O ministro André Mendonça, do Supremo Tribunal Federal (STF), liberou para julgamento em plenário o caso da investigação sobre as mensagens trocadas entre o ministro Alexandre de Moraes e o empresário Daniel Vorcaro. Com a decisão neste domingo (6), os integrantes da Corte devem analisar o relatório produzido pela Polícia Federal (PF), enquanto a definição sobre o julgamento caberá ao presidente do STF, Edson Fachin.
O material foi produzido após Mendonça determinar o aprofundamento das apurações sobre as mensagens encontradas no celular de Vorcaro.
O relatório da PF reúne conversas atribuídas ao empresário e a um número associado a Moraes, com registros feitos nos dias que antecederam a prisão do banqueiro, realizada em novembro de 2025.
Segundo o documento, Vorcaro teria recorrido a Moraes para buscar ajuda diante das investigações que atingiam o Banco Master.
Em uma das conversas, o empresário teria pedido que o ministro atuasse junto ao diretor-geral da PF, Andrei Rodrigues, e ao procurador-geral da República, Paulo Gonet.
O pronunciamento de Fachin deve ocorrer até sexta-feira (11). Nesta data, vence o prazo dado por ele para que os ministros André Mendonça, Alexandre de Moraes, Paulo Gonet e Andrei Rodrigues se manifestem sobre os acontecimentos.
PGR questiona investigação determinada por Mendonça
A Procuradoria-Geral da República (PGR), comandada por Paulo Gonet, contestou a apuração de Mendonça diante do caso.

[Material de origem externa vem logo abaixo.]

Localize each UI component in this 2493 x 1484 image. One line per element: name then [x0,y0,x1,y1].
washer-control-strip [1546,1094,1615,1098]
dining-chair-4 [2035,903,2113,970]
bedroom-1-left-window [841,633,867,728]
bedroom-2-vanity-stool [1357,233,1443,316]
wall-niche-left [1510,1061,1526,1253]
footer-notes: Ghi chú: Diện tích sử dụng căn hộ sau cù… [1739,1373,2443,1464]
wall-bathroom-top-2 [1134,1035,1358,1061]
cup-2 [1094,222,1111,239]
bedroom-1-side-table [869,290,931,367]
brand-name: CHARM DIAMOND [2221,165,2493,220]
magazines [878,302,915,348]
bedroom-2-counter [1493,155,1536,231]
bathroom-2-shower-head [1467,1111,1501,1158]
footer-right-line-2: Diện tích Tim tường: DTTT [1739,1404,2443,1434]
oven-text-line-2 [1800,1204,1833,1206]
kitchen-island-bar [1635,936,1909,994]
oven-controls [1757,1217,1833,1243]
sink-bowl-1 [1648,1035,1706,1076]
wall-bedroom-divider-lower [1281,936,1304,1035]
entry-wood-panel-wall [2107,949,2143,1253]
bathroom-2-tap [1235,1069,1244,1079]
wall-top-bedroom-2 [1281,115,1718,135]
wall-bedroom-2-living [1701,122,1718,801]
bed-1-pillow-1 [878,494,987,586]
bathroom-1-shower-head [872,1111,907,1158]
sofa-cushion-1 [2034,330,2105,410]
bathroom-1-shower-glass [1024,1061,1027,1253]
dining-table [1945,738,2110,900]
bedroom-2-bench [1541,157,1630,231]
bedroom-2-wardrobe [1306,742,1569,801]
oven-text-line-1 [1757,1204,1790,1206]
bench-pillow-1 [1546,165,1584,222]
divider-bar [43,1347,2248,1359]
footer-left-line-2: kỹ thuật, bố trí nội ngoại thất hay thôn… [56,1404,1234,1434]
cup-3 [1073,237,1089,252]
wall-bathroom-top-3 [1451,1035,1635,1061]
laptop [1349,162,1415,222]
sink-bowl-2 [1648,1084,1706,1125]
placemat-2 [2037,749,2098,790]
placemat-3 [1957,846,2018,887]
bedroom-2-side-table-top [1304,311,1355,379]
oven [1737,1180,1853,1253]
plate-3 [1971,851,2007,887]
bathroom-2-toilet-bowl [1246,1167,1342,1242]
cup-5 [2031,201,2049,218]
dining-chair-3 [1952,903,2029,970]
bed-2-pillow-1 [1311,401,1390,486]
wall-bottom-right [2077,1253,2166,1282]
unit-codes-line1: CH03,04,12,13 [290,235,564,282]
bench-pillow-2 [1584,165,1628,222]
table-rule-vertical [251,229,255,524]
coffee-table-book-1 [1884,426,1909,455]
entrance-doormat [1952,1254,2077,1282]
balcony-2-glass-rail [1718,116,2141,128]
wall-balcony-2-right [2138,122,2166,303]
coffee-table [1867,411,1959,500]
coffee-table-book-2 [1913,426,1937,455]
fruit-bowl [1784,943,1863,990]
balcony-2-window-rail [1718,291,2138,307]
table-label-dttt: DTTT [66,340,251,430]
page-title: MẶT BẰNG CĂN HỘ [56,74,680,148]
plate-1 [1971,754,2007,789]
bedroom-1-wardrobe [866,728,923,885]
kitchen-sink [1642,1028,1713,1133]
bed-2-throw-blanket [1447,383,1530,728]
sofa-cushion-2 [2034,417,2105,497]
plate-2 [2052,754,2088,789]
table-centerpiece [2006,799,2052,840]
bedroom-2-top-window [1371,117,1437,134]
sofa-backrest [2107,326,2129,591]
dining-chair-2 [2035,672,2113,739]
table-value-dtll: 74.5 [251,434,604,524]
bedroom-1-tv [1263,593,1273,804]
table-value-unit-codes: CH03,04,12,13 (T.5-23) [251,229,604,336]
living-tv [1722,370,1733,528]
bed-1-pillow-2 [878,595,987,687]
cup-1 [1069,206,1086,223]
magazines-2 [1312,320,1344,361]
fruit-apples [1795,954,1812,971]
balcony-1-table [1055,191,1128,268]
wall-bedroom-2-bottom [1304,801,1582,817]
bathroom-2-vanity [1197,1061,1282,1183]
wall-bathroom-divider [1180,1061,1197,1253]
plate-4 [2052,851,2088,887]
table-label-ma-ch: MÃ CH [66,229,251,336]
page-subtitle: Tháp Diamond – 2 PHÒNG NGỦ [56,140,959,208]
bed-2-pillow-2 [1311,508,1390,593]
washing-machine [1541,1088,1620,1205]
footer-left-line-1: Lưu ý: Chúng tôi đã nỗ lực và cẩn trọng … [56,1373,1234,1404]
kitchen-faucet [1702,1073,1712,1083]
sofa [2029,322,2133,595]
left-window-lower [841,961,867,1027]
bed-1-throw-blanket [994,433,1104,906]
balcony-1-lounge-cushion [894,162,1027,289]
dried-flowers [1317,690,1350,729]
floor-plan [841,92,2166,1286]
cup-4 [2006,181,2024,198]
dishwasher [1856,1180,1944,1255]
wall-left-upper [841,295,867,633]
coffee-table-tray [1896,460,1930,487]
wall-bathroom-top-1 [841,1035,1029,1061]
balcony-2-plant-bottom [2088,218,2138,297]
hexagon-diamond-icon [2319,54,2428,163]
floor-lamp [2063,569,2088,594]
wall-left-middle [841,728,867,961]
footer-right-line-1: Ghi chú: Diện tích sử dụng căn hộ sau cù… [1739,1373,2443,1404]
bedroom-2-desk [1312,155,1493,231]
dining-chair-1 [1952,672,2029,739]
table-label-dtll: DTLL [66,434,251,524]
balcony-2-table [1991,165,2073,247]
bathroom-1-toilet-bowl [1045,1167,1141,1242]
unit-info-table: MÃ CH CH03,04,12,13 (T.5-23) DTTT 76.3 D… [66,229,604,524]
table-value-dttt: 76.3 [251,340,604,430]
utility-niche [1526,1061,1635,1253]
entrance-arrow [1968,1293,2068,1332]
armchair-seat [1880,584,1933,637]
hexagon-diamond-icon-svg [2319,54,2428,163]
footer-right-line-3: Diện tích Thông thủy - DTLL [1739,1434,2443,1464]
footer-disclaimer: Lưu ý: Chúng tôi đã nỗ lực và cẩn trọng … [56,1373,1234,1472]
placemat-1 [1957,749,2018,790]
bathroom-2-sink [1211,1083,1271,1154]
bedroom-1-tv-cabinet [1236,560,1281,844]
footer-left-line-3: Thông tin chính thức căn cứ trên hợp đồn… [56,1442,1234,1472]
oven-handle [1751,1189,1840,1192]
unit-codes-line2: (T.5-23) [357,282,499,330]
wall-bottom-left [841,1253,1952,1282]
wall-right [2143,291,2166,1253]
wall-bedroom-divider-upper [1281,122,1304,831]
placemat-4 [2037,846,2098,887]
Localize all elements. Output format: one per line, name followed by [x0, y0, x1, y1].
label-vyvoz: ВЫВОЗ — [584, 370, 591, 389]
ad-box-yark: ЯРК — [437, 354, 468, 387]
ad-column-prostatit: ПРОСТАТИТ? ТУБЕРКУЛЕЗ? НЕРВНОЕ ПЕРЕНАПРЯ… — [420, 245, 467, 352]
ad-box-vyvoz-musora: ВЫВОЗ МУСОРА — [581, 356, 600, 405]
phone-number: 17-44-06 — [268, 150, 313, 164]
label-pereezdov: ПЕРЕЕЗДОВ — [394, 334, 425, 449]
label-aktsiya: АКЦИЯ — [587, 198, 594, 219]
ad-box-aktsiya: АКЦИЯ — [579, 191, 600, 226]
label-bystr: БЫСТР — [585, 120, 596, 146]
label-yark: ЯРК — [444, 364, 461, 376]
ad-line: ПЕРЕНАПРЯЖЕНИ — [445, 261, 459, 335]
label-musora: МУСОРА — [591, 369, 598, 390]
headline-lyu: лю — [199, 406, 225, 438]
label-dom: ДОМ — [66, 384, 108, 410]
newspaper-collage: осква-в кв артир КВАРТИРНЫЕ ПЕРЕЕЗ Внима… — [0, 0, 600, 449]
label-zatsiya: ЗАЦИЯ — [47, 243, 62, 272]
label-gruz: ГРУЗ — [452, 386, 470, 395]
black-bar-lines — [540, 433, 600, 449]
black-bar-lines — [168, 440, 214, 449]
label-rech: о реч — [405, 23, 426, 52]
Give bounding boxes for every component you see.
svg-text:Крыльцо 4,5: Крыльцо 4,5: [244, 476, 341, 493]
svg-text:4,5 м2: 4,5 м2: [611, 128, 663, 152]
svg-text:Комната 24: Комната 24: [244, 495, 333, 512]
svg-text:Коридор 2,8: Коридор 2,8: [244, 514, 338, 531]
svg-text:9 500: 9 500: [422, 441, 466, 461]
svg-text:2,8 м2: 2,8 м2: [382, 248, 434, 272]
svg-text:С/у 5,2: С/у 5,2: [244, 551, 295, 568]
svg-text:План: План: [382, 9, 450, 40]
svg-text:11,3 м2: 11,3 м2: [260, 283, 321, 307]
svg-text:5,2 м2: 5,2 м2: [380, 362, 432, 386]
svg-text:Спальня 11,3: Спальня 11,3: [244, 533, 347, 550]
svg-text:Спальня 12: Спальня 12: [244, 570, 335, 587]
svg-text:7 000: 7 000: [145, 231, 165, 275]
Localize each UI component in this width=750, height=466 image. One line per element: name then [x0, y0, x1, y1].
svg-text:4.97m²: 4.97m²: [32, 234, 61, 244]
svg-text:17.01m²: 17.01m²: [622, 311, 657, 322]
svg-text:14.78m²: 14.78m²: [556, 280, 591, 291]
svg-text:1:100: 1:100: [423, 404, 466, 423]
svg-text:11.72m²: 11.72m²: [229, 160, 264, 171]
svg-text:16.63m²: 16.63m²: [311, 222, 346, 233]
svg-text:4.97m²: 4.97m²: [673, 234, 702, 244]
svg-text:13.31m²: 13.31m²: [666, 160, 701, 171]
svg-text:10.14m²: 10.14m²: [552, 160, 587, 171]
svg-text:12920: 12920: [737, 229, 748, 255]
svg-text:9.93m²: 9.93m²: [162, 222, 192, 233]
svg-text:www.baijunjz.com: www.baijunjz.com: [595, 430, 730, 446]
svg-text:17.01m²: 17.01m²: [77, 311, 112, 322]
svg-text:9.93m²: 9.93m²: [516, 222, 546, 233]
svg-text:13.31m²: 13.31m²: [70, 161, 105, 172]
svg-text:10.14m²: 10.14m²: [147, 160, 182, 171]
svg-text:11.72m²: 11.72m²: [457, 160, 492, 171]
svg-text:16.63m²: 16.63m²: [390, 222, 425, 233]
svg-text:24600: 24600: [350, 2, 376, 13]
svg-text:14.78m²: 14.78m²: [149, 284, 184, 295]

O órgão solicitou a anulação do relatório da PF, afirmando que o ministro não deveria ter determinado o aprofundamento das investigações sobre outro integrante da Corte sem autorização do plenário ou iniciativa do Ministério Público.
Mendonça, no entanto, defendeu a análise pelo plenário do STF. Segundo o ministro, "diante do teor das informações apresentadas", o caminho correto seria a avaliação pelo colegiado.
Agora, caberá a Fachin decidir se e quando o processo será incluído na pauta do plenário. O presidente do STF ainda apontou alguns pontos que precisam de apuração. São eles:
- O cumprimento das regras estabelecidas na Lei Orgânica da Magistratura em relação a autoridades com foro no STF;
- Indícios de que credenciais de acesso institucional tenham sido utilizadas para avaliar documento estritamente particular;
- Em quais circunstâncias Mendonça determinou a identificação de pessoas mencionadas no caso Master;
- Quais medidas foram tomadas para o controle externo da atividade policial.